SACO, Maine (NEWS CENTER) - Every time a storm brings high seas and heavy winds to the Maine coast officials in Saco keep a close watch on the Camp Ellis area.
Over the years rough weather has brought homes down and wiped out entire streets. The city has taken several steps to protect the area. Some have been effective in slowing down the impacts of mother nature, but trying to stay ahead of her is a constant struggle.
“What we’ve had happen here over the last 50-60 years, we’ve lost several streets, we’ve lost several homes, its impacted the city’s infrastructure and it continues to do so”, said the city's EMA Director Steven Boucouvalas.
The city has spent a lot of time, effort and money building up a defense against mother nature.
“We dump tons and tons of sand. I’d say over the last 8 to 10-years we’ve probably spent $2 to 3 million on dumping sand”, Boucouvalas said.
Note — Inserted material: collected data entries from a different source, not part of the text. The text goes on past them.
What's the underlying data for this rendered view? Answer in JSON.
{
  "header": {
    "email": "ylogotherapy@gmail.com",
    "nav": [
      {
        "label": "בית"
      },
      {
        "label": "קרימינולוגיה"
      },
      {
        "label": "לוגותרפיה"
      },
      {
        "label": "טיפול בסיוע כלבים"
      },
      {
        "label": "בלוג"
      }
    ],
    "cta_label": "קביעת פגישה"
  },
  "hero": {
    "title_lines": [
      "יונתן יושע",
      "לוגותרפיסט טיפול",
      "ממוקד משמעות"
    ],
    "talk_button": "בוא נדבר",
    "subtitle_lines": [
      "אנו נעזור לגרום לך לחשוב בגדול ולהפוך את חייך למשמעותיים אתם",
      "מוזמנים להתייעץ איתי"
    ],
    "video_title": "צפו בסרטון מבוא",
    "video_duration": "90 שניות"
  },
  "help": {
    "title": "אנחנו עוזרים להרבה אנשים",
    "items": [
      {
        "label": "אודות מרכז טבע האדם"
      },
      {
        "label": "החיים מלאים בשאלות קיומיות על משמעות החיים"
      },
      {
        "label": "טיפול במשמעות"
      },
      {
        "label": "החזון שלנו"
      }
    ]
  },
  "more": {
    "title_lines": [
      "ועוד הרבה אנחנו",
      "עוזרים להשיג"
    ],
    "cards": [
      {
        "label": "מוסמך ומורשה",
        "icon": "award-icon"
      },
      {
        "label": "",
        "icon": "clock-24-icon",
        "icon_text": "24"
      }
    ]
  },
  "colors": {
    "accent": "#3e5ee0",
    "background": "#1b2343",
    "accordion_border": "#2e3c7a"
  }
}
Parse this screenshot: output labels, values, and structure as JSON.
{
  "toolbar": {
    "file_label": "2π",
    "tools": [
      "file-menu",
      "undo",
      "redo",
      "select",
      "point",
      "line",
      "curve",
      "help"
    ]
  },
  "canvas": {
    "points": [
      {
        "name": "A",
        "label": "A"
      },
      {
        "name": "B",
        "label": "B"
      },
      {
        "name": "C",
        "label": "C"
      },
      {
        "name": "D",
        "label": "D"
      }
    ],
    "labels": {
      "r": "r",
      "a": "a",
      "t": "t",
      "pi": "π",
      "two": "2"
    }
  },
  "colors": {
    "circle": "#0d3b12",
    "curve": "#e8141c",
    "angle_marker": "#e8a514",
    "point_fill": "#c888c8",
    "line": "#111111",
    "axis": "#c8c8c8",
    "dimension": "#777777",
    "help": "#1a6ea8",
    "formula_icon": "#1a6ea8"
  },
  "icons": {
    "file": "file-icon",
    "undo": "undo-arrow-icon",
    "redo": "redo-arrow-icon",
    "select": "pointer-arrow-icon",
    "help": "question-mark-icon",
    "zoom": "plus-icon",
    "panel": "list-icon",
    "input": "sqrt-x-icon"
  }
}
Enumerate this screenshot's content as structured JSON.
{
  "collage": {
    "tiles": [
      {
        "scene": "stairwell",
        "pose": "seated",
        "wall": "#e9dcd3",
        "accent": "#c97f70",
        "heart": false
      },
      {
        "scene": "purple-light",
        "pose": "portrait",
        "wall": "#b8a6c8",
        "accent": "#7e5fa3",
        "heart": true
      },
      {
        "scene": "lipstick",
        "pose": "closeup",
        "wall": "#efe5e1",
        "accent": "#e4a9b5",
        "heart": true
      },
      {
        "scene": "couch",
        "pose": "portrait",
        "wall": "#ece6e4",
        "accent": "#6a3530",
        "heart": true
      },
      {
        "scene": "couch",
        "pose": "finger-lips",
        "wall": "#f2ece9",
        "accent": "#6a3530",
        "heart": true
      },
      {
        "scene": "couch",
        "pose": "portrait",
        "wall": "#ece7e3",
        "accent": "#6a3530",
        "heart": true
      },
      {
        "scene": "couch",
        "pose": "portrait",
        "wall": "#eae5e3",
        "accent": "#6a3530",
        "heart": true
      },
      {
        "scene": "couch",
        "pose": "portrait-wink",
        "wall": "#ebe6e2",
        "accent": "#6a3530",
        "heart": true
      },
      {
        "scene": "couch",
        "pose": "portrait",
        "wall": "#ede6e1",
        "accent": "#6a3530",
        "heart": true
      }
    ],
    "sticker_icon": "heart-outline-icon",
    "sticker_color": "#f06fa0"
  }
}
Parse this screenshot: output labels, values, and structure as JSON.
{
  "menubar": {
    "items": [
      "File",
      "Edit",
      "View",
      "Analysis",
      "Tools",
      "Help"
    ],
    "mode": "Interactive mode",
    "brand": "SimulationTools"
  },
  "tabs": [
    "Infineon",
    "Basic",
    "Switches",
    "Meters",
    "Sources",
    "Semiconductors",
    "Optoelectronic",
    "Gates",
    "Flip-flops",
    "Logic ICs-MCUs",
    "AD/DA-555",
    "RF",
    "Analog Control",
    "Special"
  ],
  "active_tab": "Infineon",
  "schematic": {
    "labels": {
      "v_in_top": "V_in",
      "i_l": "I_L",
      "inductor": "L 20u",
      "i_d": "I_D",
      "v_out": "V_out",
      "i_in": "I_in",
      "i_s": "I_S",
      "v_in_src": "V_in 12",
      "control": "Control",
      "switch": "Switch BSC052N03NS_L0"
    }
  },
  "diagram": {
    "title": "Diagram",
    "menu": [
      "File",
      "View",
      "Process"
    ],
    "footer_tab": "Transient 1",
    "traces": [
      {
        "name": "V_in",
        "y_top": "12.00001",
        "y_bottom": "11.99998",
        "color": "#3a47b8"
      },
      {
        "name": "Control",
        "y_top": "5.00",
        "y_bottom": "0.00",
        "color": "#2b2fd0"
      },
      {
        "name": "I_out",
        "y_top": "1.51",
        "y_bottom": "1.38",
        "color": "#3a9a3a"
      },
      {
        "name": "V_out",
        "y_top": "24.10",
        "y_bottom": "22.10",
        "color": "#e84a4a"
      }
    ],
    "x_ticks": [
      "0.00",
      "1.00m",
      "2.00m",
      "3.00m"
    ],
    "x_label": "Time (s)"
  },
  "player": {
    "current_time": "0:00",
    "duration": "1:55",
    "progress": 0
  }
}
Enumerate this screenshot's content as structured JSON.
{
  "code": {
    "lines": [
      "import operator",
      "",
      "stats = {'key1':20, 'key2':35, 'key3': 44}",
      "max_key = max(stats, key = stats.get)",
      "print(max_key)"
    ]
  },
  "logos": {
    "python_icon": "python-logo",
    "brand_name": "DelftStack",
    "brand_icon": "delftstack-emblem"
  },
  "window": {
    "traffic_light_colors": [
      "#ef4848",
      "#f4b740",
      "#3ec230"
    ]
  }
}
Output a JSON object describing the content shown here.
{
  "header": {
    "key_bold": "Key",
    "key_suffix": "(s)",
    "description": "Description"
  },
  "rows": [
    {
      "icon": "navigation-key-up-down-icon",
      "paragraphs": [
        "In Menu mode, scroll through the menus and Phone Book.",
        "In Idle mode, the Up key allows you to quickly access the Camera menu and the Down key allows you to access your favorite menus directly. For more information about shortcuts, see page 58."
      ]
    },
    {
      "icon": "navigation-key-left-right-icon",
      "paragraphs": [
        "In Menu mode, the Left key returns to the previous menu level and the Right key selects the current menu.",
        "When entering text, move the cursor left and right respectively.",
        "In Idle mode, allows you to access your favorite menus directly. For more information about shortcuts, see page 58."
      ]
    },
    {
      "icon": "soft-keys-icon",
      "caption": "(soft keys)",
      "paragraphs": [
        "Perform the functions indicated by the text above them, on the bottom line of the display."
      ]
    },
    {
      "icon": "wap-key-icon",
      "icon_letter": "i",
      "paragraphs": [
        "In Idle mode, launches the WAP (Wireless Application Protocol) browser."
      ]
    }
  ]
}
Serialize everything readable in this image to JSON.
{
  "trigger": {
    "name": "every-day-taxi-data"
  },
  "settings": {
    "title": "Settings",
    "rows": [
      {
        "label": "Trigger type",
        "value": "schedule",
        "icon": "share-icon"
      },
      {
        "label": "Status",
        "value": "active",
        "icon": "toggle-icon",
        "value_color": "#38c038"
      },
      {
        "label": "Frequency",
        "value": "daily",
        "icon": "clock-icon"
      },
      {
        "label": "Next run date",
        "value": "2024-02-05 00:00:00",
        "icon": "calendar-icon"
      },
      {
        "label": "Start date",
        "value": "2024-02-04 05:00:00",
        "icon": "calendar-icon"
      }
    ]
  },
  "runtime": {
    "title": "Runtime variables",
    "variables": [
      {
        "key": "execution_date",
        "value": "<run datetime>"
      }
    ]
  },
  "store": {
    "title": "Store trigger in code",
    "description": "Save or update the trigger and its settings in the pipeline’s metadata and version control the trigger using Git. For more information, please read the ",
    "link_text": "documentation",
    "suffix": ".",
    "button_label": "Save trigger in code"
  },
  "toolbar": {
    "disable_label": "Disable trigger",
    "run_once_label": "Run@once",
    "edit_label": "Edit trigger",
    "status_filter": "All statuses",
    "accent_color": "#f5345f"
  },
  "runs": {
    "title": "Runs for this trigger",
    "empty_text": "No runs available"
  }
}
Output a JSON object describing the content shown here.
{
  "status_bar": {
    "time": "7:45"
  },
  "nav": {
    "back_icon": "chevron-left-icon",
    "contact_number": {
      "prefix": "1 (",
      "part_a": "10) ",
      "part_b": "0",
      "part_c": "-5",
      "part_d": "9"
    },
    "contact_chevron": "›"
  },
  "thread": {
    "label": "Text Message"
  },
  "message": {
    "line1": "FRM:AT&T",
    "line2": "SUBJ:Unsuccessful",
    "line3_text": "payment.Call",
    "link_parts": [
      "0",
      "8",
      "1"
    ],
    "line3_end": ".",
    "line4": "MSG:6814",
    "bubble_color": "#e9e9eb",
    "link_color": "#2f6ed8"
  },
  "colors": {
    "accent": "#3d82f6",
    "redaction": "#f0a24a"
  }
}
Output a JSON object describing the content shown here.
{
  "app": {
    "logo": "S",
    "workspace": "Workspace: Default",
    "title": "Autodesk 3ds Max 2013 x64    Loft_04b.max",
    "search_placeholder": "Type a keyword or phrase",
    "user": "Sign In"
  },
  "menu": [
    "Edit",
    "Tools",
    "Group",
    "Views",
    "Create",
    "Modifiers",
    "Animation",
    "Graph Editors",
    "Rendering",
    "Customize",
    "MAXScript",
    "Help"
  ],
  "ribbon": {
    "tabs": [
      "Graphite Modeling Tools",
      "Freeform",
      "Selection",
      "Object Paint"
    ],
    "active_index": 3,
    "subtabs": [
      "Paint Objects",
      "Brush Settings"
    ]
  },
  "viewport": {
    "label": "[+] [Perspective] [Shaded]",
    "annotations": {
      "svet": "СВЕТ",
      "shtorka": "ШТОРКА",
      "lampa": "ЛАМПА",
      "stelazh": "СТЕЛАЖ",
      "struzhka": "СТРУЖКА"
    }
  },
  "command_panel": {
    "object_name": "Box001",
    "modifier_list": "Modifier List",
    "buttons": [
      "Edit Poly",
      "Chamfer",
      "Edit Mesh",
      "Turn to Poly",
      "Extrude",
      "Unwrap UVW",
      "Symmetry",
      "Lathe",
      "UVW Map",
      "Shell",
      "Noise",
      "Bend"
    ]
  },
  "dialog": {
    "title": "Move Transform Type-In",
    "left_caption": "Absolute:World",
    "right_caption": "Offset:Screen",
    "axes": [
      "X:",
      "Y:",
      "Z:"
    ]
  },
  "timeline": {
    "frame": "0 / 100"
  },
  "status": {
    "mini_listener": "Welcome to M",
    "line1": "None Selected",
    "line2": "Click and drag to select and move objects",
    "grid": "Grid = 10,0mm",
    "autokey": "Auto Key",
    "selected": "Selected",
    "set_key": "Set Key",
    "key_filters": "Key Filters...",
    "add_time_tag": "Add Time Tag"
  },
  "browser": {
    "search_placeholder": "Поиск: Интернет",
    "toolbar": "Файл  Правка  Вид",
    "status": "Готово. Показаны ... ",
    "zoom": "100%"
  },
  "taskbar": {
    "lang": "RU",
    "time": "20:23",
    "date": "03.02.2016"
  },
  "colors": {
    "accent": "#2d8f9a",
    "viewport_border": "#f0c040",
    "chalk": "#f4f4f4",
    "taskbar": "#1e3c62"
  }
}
Besides the mountains of sand, work has been done building up the dunes and the city has placed Geo Tubes, filled with a sand water mixture, in front of vulnerable homes. They have been effective, but have not completely stopped the beach from eroding.
The DEP and FEMA have loosened the shorefront rules to allow the city and private owners more options for protection.
“We take mitigative efforts, the best we can. Hopefully they work and we keep on doing that as long as we have to”, Boucouvalas said.
Now the focus is on Jose and what it will bring to this area. The York County Emergency Management Agency is working with coastal communities in tracking its movement.
“We’re keeping a close watch on the high tides, the splash over. The storm is a little confused, not sure where it wants to go so we’re constantly monitoring it”, said Deputy Director Dave Francouer.
As it make its way up the coast the concern in Camp Ellis is the same it has been for years.
“It’s the erosion we’re concerned with. We’re really concerned with losing the dune infrastructure down the beach, because when we lose that, that’s when we start to lose properties”, Boucouvalas said.
Officials expect more dredging projects in the near future will help mitigate the erosion, at least for awhile. The real fix they say would be re-arranging the breakwater, something that’s been discussed for years, but could be too expensive to actually carry out.